High-Throughput Calculation

High-Throughput 123

With the exponential growth of computing power and steady progress of understanding the condensed systems at the electronic level, we are entering the age of high-throughput calculations, which quickly conduct thousands of well classed systems for a specific functional material, and finally aiming to the era of material genome initiate (MGI).

Half-metallic Materials: We found that CoMnTe and FeMnTe are the most robust half-metallic (HM) ferromagnetic alloys among the 90 studied alloys, with HM gaps of 0.42 and 0.61 eV, respectively, larger than that of any Heusler or half-Heusler alloys reported in the literature. They are also robust under large in-plane strains.

Insulators: We have performed ab initio bandstructure calculations on more than 2000 half-Heusler compounds in order to search for new candidates for topological insulators. Herein, LiAuS and NaAuS are found to be the strongest topological insulators with the bulk band gaps of 0.20 and 0.19 eV, respectively, different from the zero band-gap feature reported in other Heusler topological insulators.

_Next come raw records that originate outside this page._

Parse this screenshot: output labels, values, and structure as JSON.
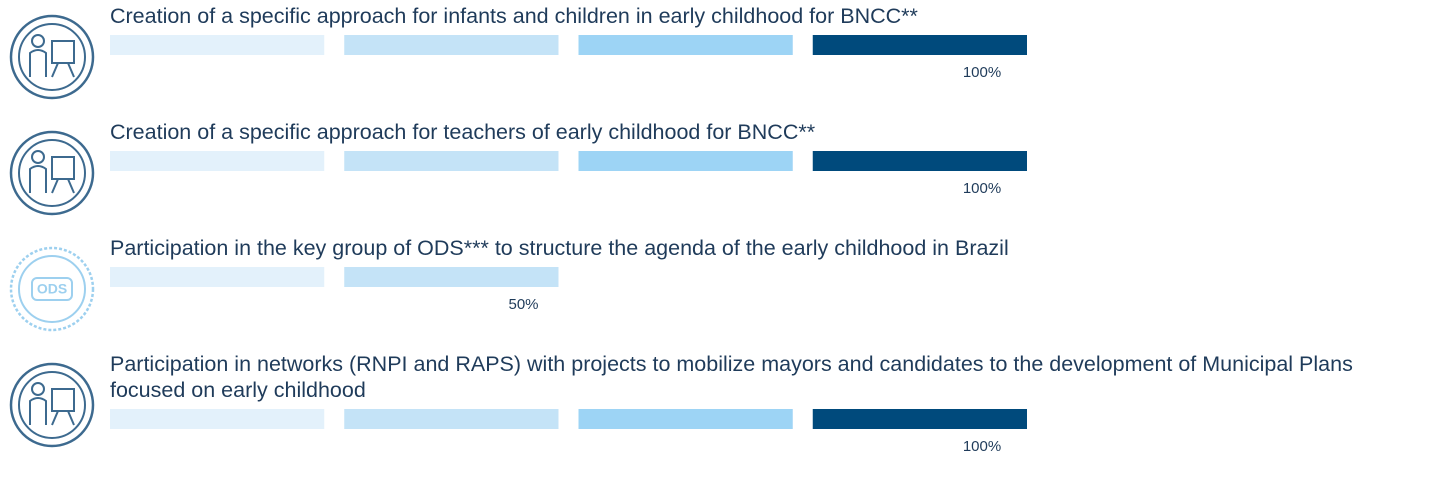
{
  "chart_data": {
    "type": "progress",
    "categories": [
      "Creation of a specific approach for infants and children in early childhood for BNCC**",
      "Creation of a specific approach for teachers of early childhood for BNCC**",
      "Participation in the key group of ODS*** to structure the agenda of the early childhood in Brazil",
      "Participation in networks (RNPI and RAPS) with projects to mobilize mayors and candidates to the development of Municipal Plans focused on early childhood"
    ],
    "values": [
      100,
      100,
      50,
      100
    ],
    "value_labels": [
      "100%",
      "100%",
      "50%",
      "100%"
    ],
    "xlim": [
      0,
      100
    ],
    "segment_colors": [
      "#e3f1fb",
      "#c4e3f7",
      "#9dd4f5",
      "#004a7c"
    ],
    "icon_colors": [
      "#3d6a8f",
      "#3d6a8f",
      "#9dd0ef",
      "#3d6a8f"
    ],
    "badge": "ODS"
  }
}
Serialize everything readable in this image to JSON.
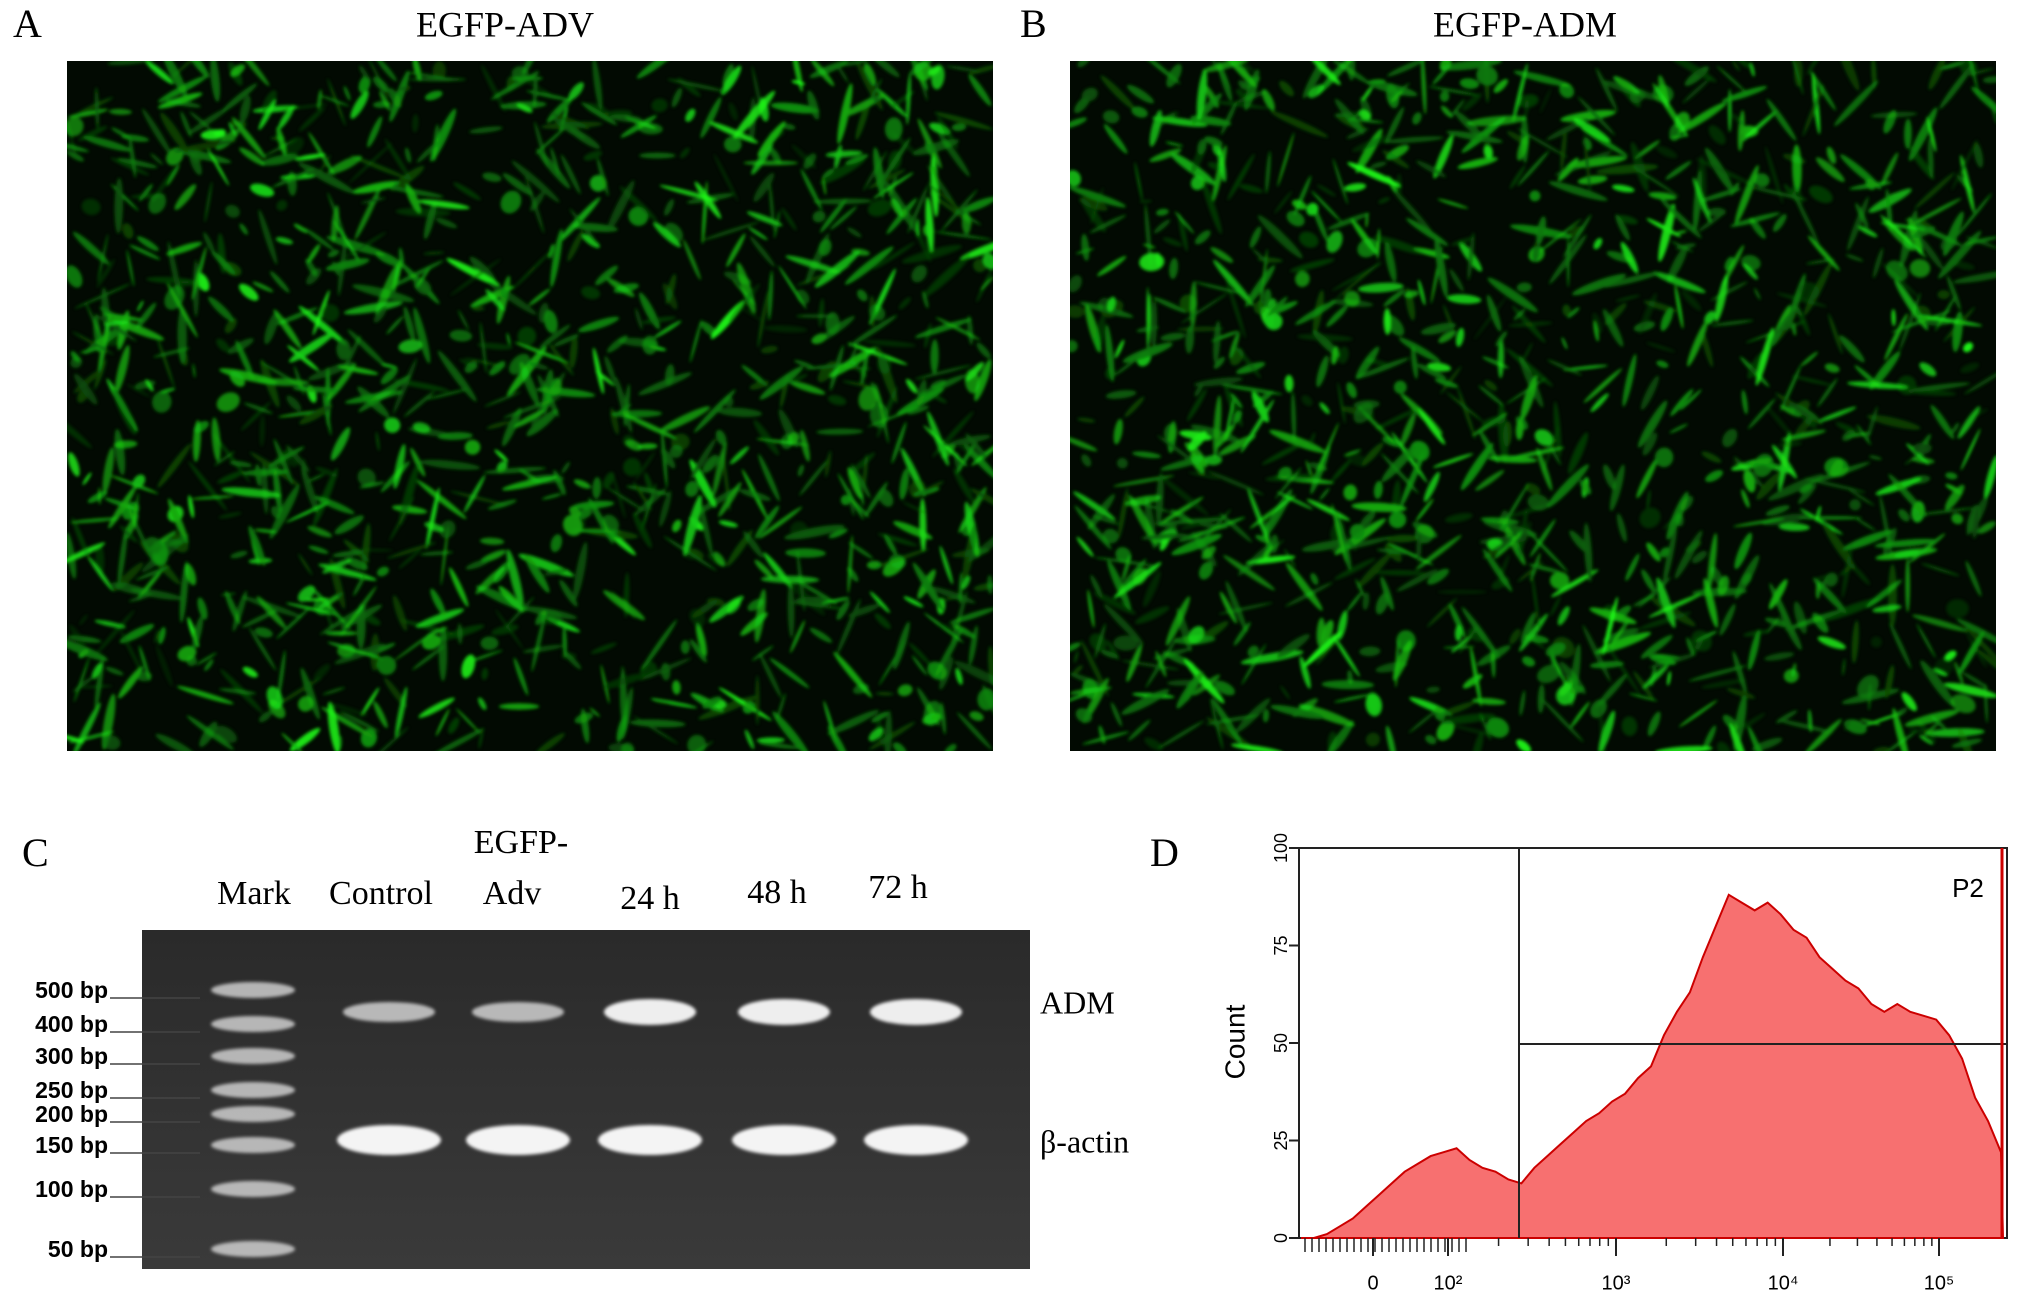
{
  "panels": {
    "a": {
      "label": "A",
      "title": "EGFP-ADV"
    },
    "b": {
      "label": "B",
      "title": "EGFP-ADM"
    },
    "c": {
      "label": "C"
    },
    "d": {
      "label": "D"
    }
  },
  "gel": {
    "lanes": [
      [
        "Mark"
      ],
      [
        "Control"
      ],
      [
        "EGFP-",
        "Adv"
      ],
      [
        "24 h"
      ],
      [
        "48 h"
      ],
      [
        "72 h"
      ]
    ],
    "ladder": [
      "500 bp",
      "400 bp",
      "300 bp",
      "250 bp",
      "200 bp",
      "150 bp",
      "100 bp",
      "50 bp"
    ],
    "bands": [
      "ADM",
      "β-actin"
    ]
  },
  "chart_data": {
    "type": "area",
    "ylabel": "Count",
    "gate": "P2",
    "color": "#f77070",
    "line_color": "#cc0000",
    "values": [
      0,
      0,
      1,
      3,
      5,
      8,
      11,
      14,
      17,
      19,
      21,
      22,
      23,
      20,
      18,
      17,
      15,
      14,
      18,
      21,
      24,
      27,
      30,
      32,
      35,
      37,
      41,
      44,
      52,
      58,
      63,
      72,
      80,
      88,
      86,
      84,
      86,
      83,
      79,
      77,
      72,
      69,
      66,
      64,
      60,
      58,
      60,
      58,
      57,
      56,
      52,
      46,
      36,
      30,
      22
    ],
    "ylim": [
      0,
      100
    ],
    "yticks": [
      0,
      25,
      50,
      75,
      100
    ],
    "xtick_labels": [
      "0",
      "10²",
      "10³",
      "10⁴",
      "10⁵"
    ]
  }
}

Moreover, these topological surface states exhibit the right-hand spin texture in the upper Dirac cone, which distinguishes them from currently known topological insulator materials. Their topological nontrivial character remains robust against in-plane strains, which makes them suitable for epitaxial growth of films.

Boron Clusters: We haveperformed high-throughput screening for possible B clusters through the first-principles calculations, including various shapes and distributions of vacancies. As a result, we have determined the structures of Bn clusters with n = 30–51 and found a stable planar cluster of B49 with a double-hexagon vacancy. Considering the 8-electron rule and the electron delocalization, a concise model for the distribution of the 2c–2e and 3c–2e bonds has been proposed to explain the stability of B planar clusters, as well as the reported B cages.

Referrence

1. Materials Genome Initiative for Global Competitiveness, The White House, June, 2011.
2. Shi-Yuan Lin, et al., J. Mag. Mag. Mat. 350, 119 (2014).
3. Shi-Yuan Lin, et al., Phys. Rev. B 91, 094107 (2015).
4. Shao-Gang Xu, et al., J. Chem. Phys., 142, 214307 (2015).